The Taliban-led government in Afghanistan confirmed that at least 124 people have died due to freezing cold in the country. The official spokesperson of the State Ministry for Disaster Management said that about 70,000 livestock had also perished in cold weather. According to reports from BBC, this is the coldest ever winter season in a decade.
Acting Minister of Disaster Management Mullah Mohammad Abbas Akhund told the BBC that many areas of Afghanistan were now completely cut off by snow and military helicopters had been sent to the rescue, but they couldn’t land in the most mountainous regions.
Though the forecast for the next 10 days indicates that temperatures will go down and the weather will be a bit warmer the acting minister Akhund says he is still worried about the rising death toll of Afghans and their livestock.

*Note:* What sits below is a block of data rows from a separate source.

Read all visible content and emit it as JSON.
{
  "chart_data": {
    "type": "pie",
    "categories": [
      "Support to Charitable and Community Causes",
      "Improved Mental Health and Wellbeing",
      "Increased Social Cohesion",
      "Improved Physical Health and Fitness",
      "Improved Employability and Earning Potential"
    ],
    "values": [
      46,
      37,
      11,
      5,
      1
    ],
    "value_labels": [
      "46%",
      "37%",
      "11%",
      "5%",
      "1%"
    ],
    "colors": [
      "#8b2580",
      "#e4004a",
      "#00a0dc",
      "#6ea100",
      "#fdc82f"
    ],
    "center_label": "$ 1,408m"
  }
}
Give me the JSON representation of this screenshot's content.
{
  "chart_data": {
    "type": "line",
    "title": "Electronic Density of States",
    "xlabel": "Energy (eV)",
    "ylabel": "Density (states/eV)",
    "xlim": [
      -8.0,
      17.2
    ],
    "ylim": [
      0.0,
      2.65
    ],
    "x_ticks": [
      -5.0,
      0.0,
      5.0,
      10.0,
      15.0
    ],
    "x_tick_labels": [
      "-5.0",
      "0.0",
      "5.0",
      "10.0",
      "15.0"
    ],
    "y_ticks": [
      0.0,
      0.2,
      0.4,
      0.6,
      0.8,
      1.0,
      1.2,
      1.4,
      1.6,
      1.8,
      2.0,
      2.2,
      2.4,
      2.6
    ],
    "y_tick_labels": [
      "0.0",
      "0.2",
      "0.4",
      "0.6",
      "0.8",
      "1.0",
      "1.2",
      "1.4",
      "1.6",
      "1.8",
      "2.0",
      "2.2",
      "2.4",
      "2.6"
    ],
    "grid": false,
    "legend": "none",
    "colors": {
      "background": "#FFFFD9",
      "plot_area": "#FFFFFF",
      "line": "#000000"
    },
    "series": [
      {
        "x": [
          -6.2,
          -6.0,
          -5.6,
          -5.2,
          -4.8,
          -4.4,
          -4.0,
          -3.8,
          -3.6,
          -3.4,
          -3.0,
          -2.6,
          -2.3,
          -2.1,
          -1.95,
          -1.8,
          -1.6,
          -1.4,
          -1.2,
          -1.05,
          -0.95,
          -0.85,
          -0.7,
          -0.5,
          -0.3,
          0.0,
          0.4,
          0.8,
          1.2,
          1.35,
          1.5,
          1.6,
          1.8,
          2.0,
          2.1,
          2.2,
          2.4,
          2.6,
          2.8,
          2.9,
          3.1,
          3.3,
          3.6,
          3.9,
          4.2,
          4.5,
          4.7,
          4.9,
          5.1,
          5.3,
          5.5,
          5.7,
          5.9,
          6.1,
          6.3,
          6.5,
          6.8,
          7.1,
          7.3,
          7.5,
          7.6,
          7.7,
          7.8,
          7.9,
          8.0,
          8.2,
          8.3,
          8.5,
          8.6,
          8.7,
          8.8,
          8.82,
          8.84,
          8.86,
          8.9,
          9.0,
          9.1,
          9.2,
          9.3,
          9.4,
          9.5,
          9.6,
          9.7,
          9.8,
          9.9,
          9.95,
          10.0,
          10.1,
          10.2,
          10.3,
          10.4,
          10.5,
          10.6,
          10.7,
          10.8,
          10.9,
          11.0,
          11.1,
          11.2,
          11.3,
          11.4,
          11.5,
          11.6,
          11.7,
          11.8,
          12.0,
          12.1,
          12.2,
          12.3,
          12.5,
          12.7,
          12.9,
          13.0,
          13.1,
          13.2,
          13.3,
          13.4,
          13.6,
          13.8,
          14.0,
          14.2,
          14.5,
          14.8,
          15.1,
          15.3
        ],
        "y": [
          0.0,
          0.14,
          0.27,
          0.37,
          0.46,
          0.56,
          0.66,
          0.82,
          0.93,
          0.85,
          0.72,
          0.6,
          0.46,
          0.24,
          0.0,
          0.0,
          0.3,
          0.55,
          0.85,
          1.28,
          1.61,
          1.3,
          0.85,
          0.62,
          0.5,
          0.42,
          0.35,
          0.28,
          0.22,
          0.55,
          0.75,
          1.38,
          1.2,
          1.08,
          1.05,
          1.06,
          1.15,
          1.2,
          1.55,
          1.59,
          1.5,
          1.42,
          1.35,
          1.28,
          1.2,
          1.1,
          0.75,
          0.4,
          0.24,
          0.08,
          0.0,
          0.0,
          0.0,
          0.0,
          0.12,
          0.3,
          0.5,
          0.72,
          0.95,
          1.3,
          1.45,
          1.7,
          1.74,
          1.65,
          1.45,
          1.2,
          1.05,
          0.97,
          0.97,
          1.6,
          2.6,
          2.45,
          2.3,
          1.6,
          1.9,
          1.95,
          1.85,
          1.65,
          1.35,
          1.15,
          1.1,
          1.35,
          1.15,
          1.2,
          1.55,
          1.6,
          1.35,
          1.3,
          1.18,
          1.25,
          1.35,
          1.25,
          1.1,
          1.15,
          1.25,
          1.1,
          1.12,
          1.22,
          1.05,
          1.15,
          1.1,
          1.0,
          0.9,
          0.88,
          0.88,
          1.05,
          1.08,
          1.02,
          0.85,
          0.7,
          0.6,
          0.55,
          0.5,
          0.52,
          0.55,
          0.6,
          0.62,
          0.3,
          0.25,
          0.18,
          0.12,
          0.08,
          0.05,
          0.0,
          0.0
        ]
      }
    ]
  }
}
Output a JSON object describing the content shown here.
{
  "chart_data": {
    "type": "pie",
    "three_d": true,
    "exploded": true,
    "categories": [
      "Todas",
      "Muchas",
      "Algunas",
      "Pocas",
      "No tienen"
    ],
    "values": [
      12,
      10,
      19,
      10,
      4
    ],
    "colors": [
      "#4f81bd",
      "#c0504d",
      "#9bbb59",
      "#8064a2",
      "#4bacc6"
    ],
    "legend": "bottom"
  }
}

“Most of the people who lost their lives to the cold were shepherds or people living in rural areas. They didn’t have access to healthcare”, Mullah Akhund said.
“We’re concerned about those who are still living in the mountain regions. Most of the roads which pass through the mountains have been closed due to snow. Cars have got stuck there and passengers have died in the freezing temperatures.”
Winter has always been harsh in Afghanistan but this is the worst weather till now. And this year’s relief operations were further hampered by last month’s Taliban government’s step of barring Afghan women from working in aid agencies.
But Akhund told BBC that, “Men are already working with us in the rescue effort and there is no need for women to work with us. The men from every family are already participating in relief efforts, so there’s no need for women”.
Aid officials and United Nations are urgently trying to find ways to work around this ban.